Slashdot Mirror


Inside the Internet Archives

blackbearnh writes "O'Reilly Media is running an interview with Gordon Mohr, Chief Technologist for the Internet Archive (archive.org). If you've ever wondered how pages are selected for archiving, or just how they manage such a huge quantity of data, the answers are here. The interview also touches on the problems of intellectual property in archives, archiving the Internet in a post Web 2.0 world, and the potential vulnerabilities exposed by archiving web sites that may include security exploits."

1 of 85 comments (clear)

  1. Re:Wayback by SydShamino · · Score: 5, Insightful

    If it wasn't true, then a site owner would have no way to remove his content from the Wayback Machine retrospectively. I don't necessarily disagree with their policy, but this is the wrong argument for it.

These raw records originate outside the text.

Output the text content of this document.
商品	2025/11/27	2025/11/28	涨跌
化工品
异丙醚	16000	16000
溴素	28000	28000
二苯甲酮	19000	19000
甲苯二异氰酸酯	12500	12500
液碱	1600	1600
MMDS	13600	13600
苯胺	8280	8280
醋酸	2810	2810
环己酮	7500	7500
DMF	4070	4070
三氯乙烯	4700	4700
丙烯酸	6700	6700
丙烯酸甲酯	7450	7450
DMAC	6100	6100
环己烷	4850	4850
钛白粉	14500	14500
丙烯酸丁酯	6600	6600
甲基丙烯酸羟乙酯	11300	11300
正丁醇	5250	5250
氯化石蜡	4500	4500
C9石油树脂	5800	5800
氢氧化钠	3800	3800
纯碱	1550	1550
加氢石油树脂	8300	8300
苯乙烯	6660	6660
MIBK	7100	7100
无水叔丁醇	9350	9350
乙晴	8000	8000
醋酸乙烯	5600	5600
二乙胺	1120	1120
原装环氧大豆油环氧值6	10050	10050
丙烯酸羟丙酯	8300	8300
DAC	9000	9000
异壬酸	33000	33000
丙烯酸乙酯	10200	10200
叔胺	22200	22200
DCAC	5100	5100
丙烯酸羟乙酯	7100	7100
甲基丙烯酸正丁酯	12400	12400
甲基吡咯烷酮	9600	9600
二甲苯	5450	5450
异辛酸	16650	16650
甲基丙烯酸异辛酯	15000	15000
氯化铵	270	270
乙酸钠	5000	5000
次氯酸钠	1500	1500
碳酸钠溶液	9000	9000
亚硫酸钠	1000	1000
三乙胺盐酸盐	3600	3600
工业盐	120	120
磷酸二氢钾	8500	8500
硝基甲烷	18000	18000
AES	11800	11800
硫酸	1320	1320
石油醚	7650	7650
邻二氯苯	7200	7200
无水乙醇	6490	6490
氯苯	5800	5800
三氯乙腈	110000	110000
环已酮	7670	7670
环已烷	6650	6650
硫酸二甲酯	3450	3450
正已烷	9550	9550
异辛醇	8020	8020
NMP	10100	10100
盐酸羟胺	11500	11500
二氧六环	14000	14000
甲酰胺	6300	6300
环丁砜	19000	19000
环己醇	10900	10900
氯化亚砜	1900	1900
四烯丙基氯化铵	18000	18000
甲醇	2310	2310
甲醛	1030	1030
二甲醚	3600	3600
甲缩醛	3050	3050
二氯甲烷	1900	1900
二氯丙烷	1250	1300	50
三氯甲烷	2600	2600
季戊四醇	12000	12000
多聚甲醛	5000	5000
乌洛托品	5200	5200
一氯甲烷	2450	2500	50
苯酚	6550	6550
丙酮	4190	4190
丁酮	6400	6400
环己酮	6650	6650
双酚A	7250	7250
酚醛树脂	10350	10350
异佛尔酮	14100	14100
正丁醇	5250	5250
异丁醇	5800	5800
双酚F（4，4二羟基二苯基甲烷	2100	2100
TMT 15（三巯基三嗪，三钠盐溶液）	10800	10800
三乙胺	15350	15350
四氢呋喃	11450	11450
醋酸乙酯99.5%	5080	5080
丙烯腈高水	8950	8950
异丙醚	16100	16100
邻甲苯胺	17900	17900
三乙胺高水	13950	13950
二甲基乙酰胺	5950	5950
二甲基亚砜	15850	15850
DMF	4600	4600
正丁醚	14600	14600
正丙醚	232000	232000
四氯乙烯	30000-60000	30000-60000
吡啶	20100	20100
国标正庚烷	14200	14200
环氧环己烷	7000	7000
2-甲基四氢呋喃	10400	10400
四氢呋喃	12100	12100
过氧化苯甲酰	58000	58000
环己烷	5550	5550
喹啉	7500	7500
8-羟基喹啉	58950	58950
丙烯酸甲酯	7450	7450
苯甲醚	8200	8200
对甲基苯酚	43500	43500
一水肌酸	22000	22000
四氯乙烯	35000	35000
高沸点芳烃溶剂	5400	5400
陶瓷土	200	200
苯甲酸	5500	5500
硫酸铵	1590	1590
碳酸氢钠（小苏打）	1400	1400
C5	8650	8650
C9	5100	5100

    If you publish something, you lose the right to withdraw it from the public archives retrospectively. That's part of the "contract" (term used figuratively) with the public that establishes the foundation of copyright law.

    If you don't want it to appear on the Wayback Machine, you have an ability called robots.txt. That's already more than you have if you publish a book and want to keep it out of libraries. In neither case, though, do you have the right to demand or expect the content to be removed from the archive on your request.

    I see what the archive does to be a courtesy service, not something that the site owners should expect.
    --
    It doesn't hurt to be nice.